These are chat archives for ramda/ramda

3rd
Mar 2015
Danny Fritz
@dannyfritz
Mar 03 2015 03:52
how would i sort an array by frequency in the array? like [1, 2, 2, 1, 1] => [1, 1, 1, 2, 2] and [1, 2, 2, 3, 3, 3, 3] => [3, 3, 3, 3, 2, 2, 1]
Gil Birman
@gilbox
Mar 03 2015 06:01
probably easier with native Array.reduce b/c it supports sparse arrays
[1,2,3,2,1,2,2,1].reduce(function(prev,curr) { console.log(prev,curr); prev[curr] = (prev[curr] || 0)+1; return prev; }, [])
This message was deleted
Scott Sauyet
@CrossEye
Mar 03 2015 15:53
@gilbox something like that might be a useful first step, but doesn't solve the original problem. The same function could be used with Ramda's reduce BTW. The restrictions on sparse arrays have to do with what it will accept, not what it will generate. Nonetheless, I would suggest accumulating on an empty object instead of an array. That just seems more generally useful.
@dannyfritz: I don't see anything simple.

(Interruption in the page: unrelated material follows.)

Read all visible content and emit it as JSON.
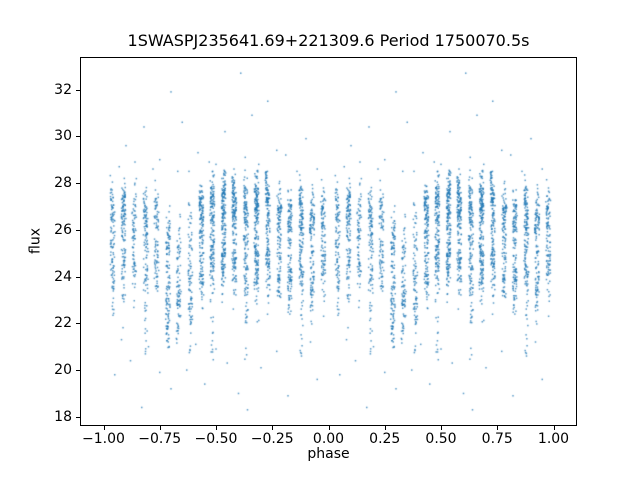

One possibility is at http://tinyurl.com/q5ahjlk.
Scott Sauyet
@CrossEye
Mar 03 2015 15:58
var ls1 = [1, 2, 2, 1, 1];
var ls2 = [1, 2, 2, 3, 3, 3, 3];

var f = function(ls) {
    var counts = R.countBy (R.identity) ;
    var countFor = R.propOf(counts);
    var order = R.reverse(R.sortBy(countFor, R.keys(counts)));
    return R.flatten(R.map(R.converge(R.repeat, R.identity, countFor), order));
}; 

JSON.stringify([f(ls1), f(ls2)])
Ludwig Magnusson
@TheLudd
Mar 03 2015 16:09
Is there a function in ramda that takes one argument and returns an array containing that argument?
function(a) {
  return [a];
}
Danny Fritz
@dannyfritz
Mar 03 2015 16:41
Thanks @CrossEye. This is how i ended up doing it:
function sortByFrequency (a) {
  return R.reduce(function (sorted, pair) {
    return R.concat(sorted, R.repeat(pair[0], pair[1]));
  }, [], R.toPairs(R.countBy(R.identity, a)));
}
i like your use of flatten better than my reduce though
Gil Birman
@gilbox
Mar 03 2015 17:02
@CrossEye if you accumulate on an empty object there is an extra step of sorting the keys
David Chambers
@davidchambers
Mar 03 2015 17:19
@TheLudd: Yes, R.of.
Ludwig Magnusson
@TheLudd
Mar 03 2015 17:34
thanks
Raine Virta
@raine
Mar 03 2015 17:51
ramda/ramda-fantasy#22 if getters are bad, which I believe, can you show practical example of how to do control flow with ramda-fantasy Maybe?
if m.isJust doSomethingWith m.value; else whatever
Ludwig Magnusson
@TheLudd
Mar 03 2015 17:52
@raine isn't the alternative to always map over it?
I think that might work in Haskell (I wouldn't know because I haven't worked with it) but in JS it can be unpractical. Especially with external libraries that are not implemented with FP in mind
Raine Virta
@raine
Mar 03 2015 17:54
Ludwig Magnusson
@TheLudd
Mar 03 2015 17:55
What were you pointing to? The interface was not super clear...
Raine Virta
@raine
Mar 03 2015 17:55
here's what I actually ended up, using data.maybe's cata that allows pattern matching
but I'd be curious to know how to achieve the same with ramda-fantasy
David Chambers
@davidchambers
Mar 03 2015 18:08
R.map and R.chain are all one needs. Here's an example:
R.pipe(
  S.get('parties'),
  R.chain(S.get('merchant')),
  R.chain(S.get('mcc')),
  R.map(R.replace(/^0+/, '')),
  R.chain(categories.fromMcc),
  R.map(R.prop('hierarchy')),
  R.map(category.TentativeCategory),
  S.fromMaybe(category.unresolved)
)
Raine Virta
@raine
Mar 03 2015 18:10
well, that's all data
David Chambers
@davidchambers
Mar 03 2015 18:29
Sorry, I didn't look closely enough at your gists. cata is an interesting method.
Hardy Jones
@joneshf
Mar 03 2015 20:40
@raine there's no way to fold a Maybe a in ramda-fantasy yet, but it looks like your two alternatives in Maybe.cata don't have the same return type. So, that section there isn't well typed.